As I mentioned previously, in his book Life Together, Bonhoeffer mentions several ways in which Christians can serve one another, and the first is by listening. This section is so good, and so needed right now, I just want to quote the whole thing. So I will.

The first service one owes to others in the community involves listening to them. Just as our love for God begins with listening to God’s Word, the beginning of love for other Christians is learning to listen to them. God’s love for us is shown by the fact that God not only gives us God’s Word, but also lends us God’s ear. We do God’s work for our brothers and sisters when we learn to listen to them. So often Christians, especially preachers, think that their only service is always to have to “offer” something when they are together with other people. They forget that listening can be a greater service than speaking. Many people seek a sympathetic ear and do not find it among Christians, because these Christians are talking even when they should be listening. But Christians who can no longer listen to one another will soon no longer be listening to God either; they will always be talking even in the presence of God. The death of the spiritual life starts here, and in the end there is nothing left but empty spiritual chatter and clerical condescension which chokes on pious words. Those who cannot listen long and patiently will always be talking past others, and finally no longer will even notice it. Those who think their time is too precious to spend listening will never really have time for God and others, but only for themselves and for their own words and plans.

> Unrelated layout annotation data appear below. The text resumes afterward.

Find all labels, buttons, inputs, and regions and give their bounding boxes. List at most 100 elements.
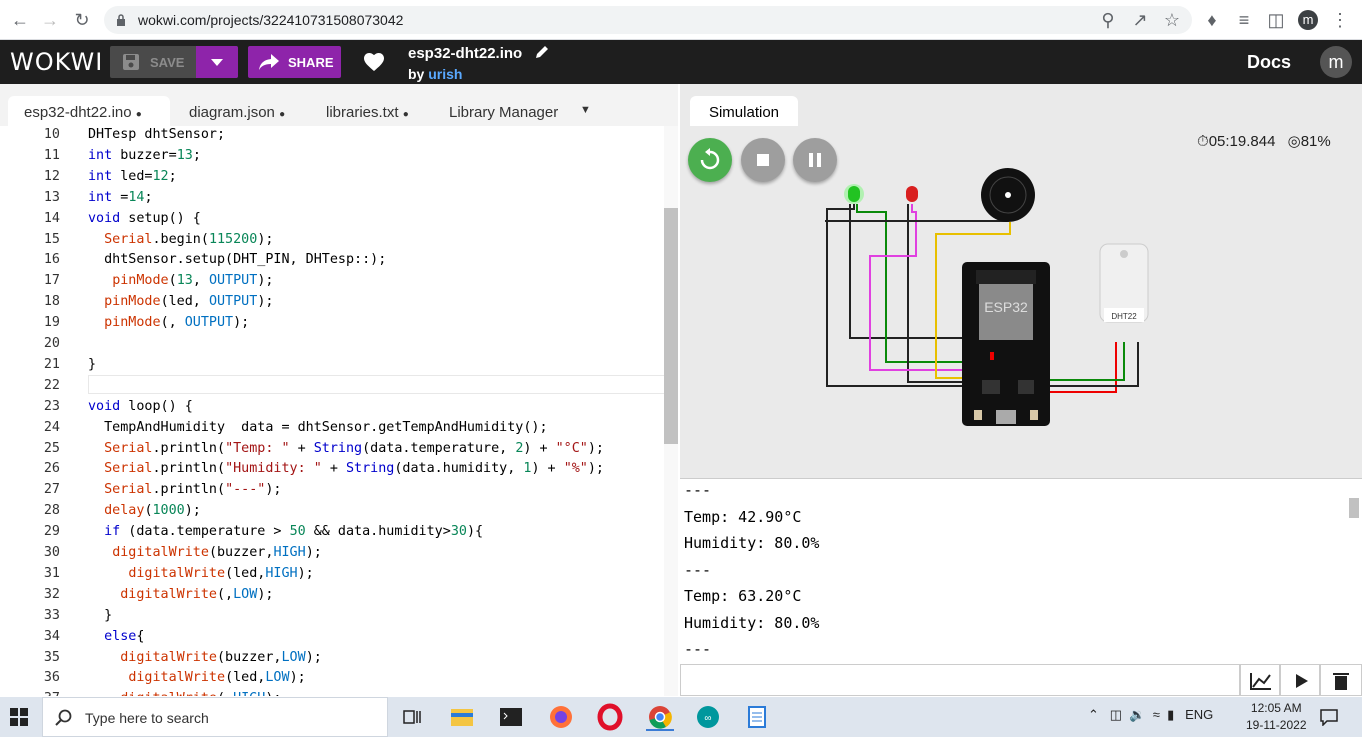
esp32-label: ESP32 xyxy=(984,299,1028,315)
taskbar-clock[interactable]: 12:05 AM 19-11-2022 xyxy=(1246,700,1307,734)
browser-toolbar: ← → ↻ wokwi.com/projects/322410731508073… xyxy=(0,0,1362,40)
firefox-icon[interactable] xyxy=(547,703,575,731)
address-bar[interactable]: wokwi.com/projects/322410731508073042 ⚲ … xyxy=(104,6,1192,34)
code-line[interactable]: DHTesp dhtSensor; xyxy=(88,127,225,142)
edit-pencil-icon[interactable] xyxy=(534,44,550,60)
code-line[interactable]: delay(1000); xyxy=(88,503,201,518)
code-line[interactable]: digitalWrite(led,LOW); xyxy=(88,670,305,685)
notifications-icon[interactable] xyxy=(1320,708,1338,726)
code-line[interactable]: Serial.println("---"); xyxy=(88,482,281,497)
tabs-dropdown-icon[interactable]: ▼ xyxy=(580,96,591,126)
language-indicator[interactable]: ENG xyxy=(1185,707,1213,722)
tab-diagram-json[interactable]: diagram.json ● xyxy=(189,96,285,126)
code-line[interactable]: int =14; xyxy=(88,190,153,205)
code-line[interactable]: } xyxy=(88,357,96,372)
wifi-icon[interactable]: ≈ xyxy=(1153,707,1160,722)
arduino-icon[interactable]: ∞ xyxy=(694,703,722,731)
code-line[interactable]: pinMode(, OUTPUT); xyxy=(88,315,249,330)
author-link[interactable]: urish xyxy=(428,66,462,82)
tab-label: esp32-dht22.ino xyxy=(24,104,132,121)
code-line[interactable]: digitalWrite(buzzer,LOW); xyxy=(88,650,322,665)
line-number: 33 xyxy=(43,607,60,623)
meet-now-icon[interactable]: ◫ xyxy=(1110,707,1122,722)
plotter-button[interactable] xyxy=(1240,664,1280,696)
code-line[interactable]: digitalWrite(led,HIGH); xyxy=(88,566,313,581)
side-panel-icon[interactable]: ◫ xyxy=(1266,10,1286,30)
code-line[interactable]: digitalWrite(buzzer,HIGH); xyxy=(88,545,322,560)
code-line[interactable]: else{ xyxy=(88,629,144,644)
code-line[interactable]: dhtSensor.setup(DHT_PIN, DHTesp::); xyxy=(88,252,386,267)
esp32-board[interactable]: ESP32 xyxy=(962,262,1050,426)
code-line[interactable]: digitalWrite(,LOW); xyxy=(88,587,273,602)
line-number: 34 xyxy=(43,628,60,644)
profile-avatar[interactable]: m xyxy=(1298,10,1318,30)
caret-down-icon xyxy=(211,59,223,66)
share-button[interactable]: SHARE xyxy=(248,46,341,78)
bookmark-star-icon[interactable]: ☆ xyxy=(1162,10,1182,30)
user-avatar[interactable]: m xyxy=(1320,46,1352,78)
code-area[interactable]: 10 DHTesp dhtSensor; 11 int buzzer=13; 12 int… xyxy=(0,126,664,696)
line-number: 18 xyxy=(43,294,60,310)
line-number: 20 xyxy=(43,336,60,351)
serial-play-button[interactable] xyxy=(1280,664,1320,696)
zoom-icon[interactable]: ⚲ xyxy=(1098,10,1118,30)
editor-scrollbar-thumb[interactable] xyxy=(664,208,678,444)
code-line[interactable]: } xyxy=(88,608,112,623)
red-led[interactable] xyxy=(906,186,918,202)
url-text[interactable]: wokwi.com/projects/322410731508073042 xyxy=(138,12,403,28)
save-button[interactable]: SAVE xyxy=(110,46,238,78)
extensions-icon[interactable]: ♦ xyxy=(1202,10,1222,30)
chrome-icon[interactable] xyxy=(646,703,674,731)
tab-esp32-dht22-ino[interactable]: esp32-dht22.ino ● xyxy=(8,96,170,126)
code-line[interactable]: digitalWrite(,HIGH); xyxy=(88,691,281,696)
battery-icon[interactable]: ▮ xyxy=(1167,707,1174,722)
chevron-up-icon[interactable]: ⌃ xyxy=(1088,707,1099,722)
code-line[interactable]: TempAndHumidity data = dhtSensor.getTemp… xyxy=(88,420,547,435)
tab-library-manager[interactable]: Library Manager xyxy=(449,96,558,126)
line-number: 23 xyxy=(43,398,60,414)
windows-start-icon[interactable] xyxy=(10,708,28,726)
wokwi-logo[interactable]: WOKWI xyxy=(10,48,103,76)
menu-icon[interactable]: ⋮ xyxy=(1330,10,1350,30)
line-number: 10 xyxy=(43,127,60,142)
serial-input[interactable] xyxy=(680,664,1240,696)
code-line[interactable]: int buzzer=13; xyxy=(88,148,201,163)
reload-icon[interactable]: ↻ xyxy=(72,10,92,30)
editor-scrollbar[interactable] xyxy=(664,126,678,696)
serial-line: Temp: 42.90°C xyxy=(684,507,802,526)
forward-icon[interactable]: → xyxy=(40,10,60,30)
serial-scrollbar[interactable] xyxy=(1346,478,1360,662)
dht22-sensor[interactable]: DHT22 xyxy=(1099,243,1149,323)
share-label: SHARE xyxy=(288,55,334,70)
line-number: 11 xyxy=(43,147,60,163)
system-tray[interactable]: ⌃ ◫ 🔉 ≈ ▮ ENG xyxy=(1088,707,1213,723)
share-page-icon[interactable]: ↗ xyxy=(1130,10,1150,30)
terminal-icon[interactable] xyxy=(497,703,525,731)
code-line[interactable]: Serial.begin(115200); xyxy=(88,232,273,247)
project-title-text: esp32-dht22.ino xyxy=(408,45,523,62)
docs-link[interactable]: Docs xyxy=(1247,52,1291,73)
green-led[interactable] xyxy=(844,184,864,204)
code-line[interactable]: Serial.println("Temp: " + String(data.te… xyxy=(88,441,604,456)
notepad-icon[interactable] xyxy=(743,703,771,731)
code-line[interactable]: void setup() { xyxy=(88,211,201,226)
clear-serial-button[interactable] xyxy=(1320,664,1362,696)
taskbar-search[interactable]: Type here to search xyxy=(42,697,388,737)
tab-libraries-txt[interactable]: libraries.txt ● xyxy=(326,96,409,126)
code-line[interactable]: void loop() { xyxy=(88,399,193,414)
save-dropdown-button[interactable] xyxy=(196,46,238,78)
code-line[interactable]: pinMode(13, OUTPUT); xyxy=(88,273,273,288)
reading-list-icon[interactable]: ≡ xyxy=(1234,10,1254,30)
code-line[interactable]: if (data.temperature > 50 && data.humidi… xyxy=(88,524,483,539)
file-explorer-icon[interactable] xyxy=(448,703,476,731)
task-view-icon[interactable] xyxy=(398,703,426,731)
volume-icon[interactable]: 🔉 xyxy=(1129,707,1145,722)
opera-icon[interactable] xyxy=(596,703,624,731)
code-line[interactable]: int led=12; xyxy=(88,169,177,184)
circuit-diagram[interactable]: ESP32 DHT22 xyxy=(680,84,1362,478)
heart-icon[interactable] xyxy=(362,50,386,74)
buzzer[interactable] xyxy=(981,168,1035,222)
code-line[interactable]: Serial.println("Humidity: " + String(dat… xyxy=(88,461,604,476)
back-icon[interactable]: ← xyxy=(10,10,30,30)
code-line[interactable]: pinMode(led, OUTPUT); xyxy=(88,294,273,309)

For Christians, pastoral care differs essentially from preaching in that here the task of listening is joined to the task of speaking the Word. There is also a kind of listening with half an ear that presumes already to know what the other person has to say. This impatient, inattentive listening really despises the other Christian and finally is only waiting to get a chance to speak and thus to get rid of the other. This sort of listening is no fulfillment of our task. And it is certain that here, too, in our attitude toward other Christians we simply see reflected our own relationship to God. It should be no surprise that we are no longer able to perform the greater service of listening that God has entrusted to us—hearing the confession of another Christian—if we refuse to lend our ear to another person on lesser subjects. The pagan world today knows something about persons who often can be helped only by having someone who will seriously listen to them. On this insight it has built its own secular form of pastoral care, which has become popular with many people, including Christians. But Christians have forgotten that the ministry of listening has been entrusted to them by the one who is indeed the greater listener and in whose work they are to participate. We should listen with the ears of God, so that we can speak the Word of God.